Le « nulle part » est devenu l’école laïque des Dunes. Vers 19 h 15, après que certains eurent récupéré une couverture et des biscuits en guise de dîner, un petit cortège a démarré vers la route de Gravelines pour rejoindre l’école désaffectée. Quelques-uns – car le groupe était conséquent – ont préféré la mosquée.

A 21 heures, la nuit était déjà là depuis une heure et demie quand les migrants ont commencé à s’enrouler dans leur couverture. La petite école est devenue pour eux un refuge et Ahmad a pu goûter là un repos dont son corps adolescent avait besoin.

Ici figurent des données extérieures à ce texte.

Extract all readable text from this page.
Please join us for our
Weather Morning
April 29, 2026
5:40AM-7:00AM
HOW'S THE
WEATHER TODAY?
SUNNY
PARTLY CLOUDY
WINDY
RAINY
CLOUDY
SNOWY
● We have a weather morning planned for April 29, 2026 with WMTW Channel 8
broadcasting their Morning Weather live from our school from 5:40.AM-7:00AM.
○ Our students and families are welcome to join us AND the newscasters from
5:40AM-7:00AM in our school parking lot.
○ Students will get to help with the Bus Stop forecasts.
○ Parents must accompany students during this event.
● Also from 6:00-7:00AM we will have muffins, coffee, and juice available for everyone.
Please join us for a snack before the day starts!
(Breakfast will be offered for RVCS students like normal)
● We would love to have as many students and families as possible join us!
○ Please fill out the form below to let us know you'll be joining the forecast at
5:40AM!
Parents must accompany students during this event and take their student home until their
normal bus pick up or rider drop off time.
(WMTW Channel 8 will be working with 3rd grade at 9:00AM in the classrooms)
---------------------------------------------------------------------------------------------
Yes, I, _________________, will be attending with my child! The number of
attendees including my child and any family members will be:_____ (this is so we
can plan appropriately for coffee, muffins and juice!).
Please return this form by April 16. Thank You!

Contemplant la situation à son arrivée, Jean-Claude Lenoir, le président de l’association Salam, a senti la colère monter. « C’est quand même stupide de gâcher ainsi une opération si bien menée. On tend des verges pour se faire battre », ajoutait-il en contemplant ces jeunes installés là, qui sur des chaises, qui à même le sol. « Ça fait des jours que notre association aide le gouvernement dans cette évacuation, qu’on se fait traiter de collabos pour ça. Et là, il nous laisse ce groupe sur les bras… et c’est à nous de nous débrouiller », déplorait le bénévole engagé de longue date dans l’aide aux migrants.

La fin de la jungle ?

La préfète pouvait difficilement faire demi-tour, elle qui avait déclaré « la jungle, c’est fini » dès mercredi midi. Elle qui avait déjà « vendu » que la page était tournée et que lundi soir la lande serait rendue à la nature. Jeudi soir pourtant une grosse centaine de naufragés de l’évacuation était bien là, revenue dans la jungle faute de mieux. Et la ministre britannique de l’intérieur demandait à son homologue, Bernard Cazeneuve, de prendre bien soin des migrants mineurs… Reste que rien ne les empêche plus désormais d’être interpellés par la police qui quadrille Calais et ses environs. Pour ces naufragés du démantèlement, l’opération risque d’être plus policière qu’humanitaire.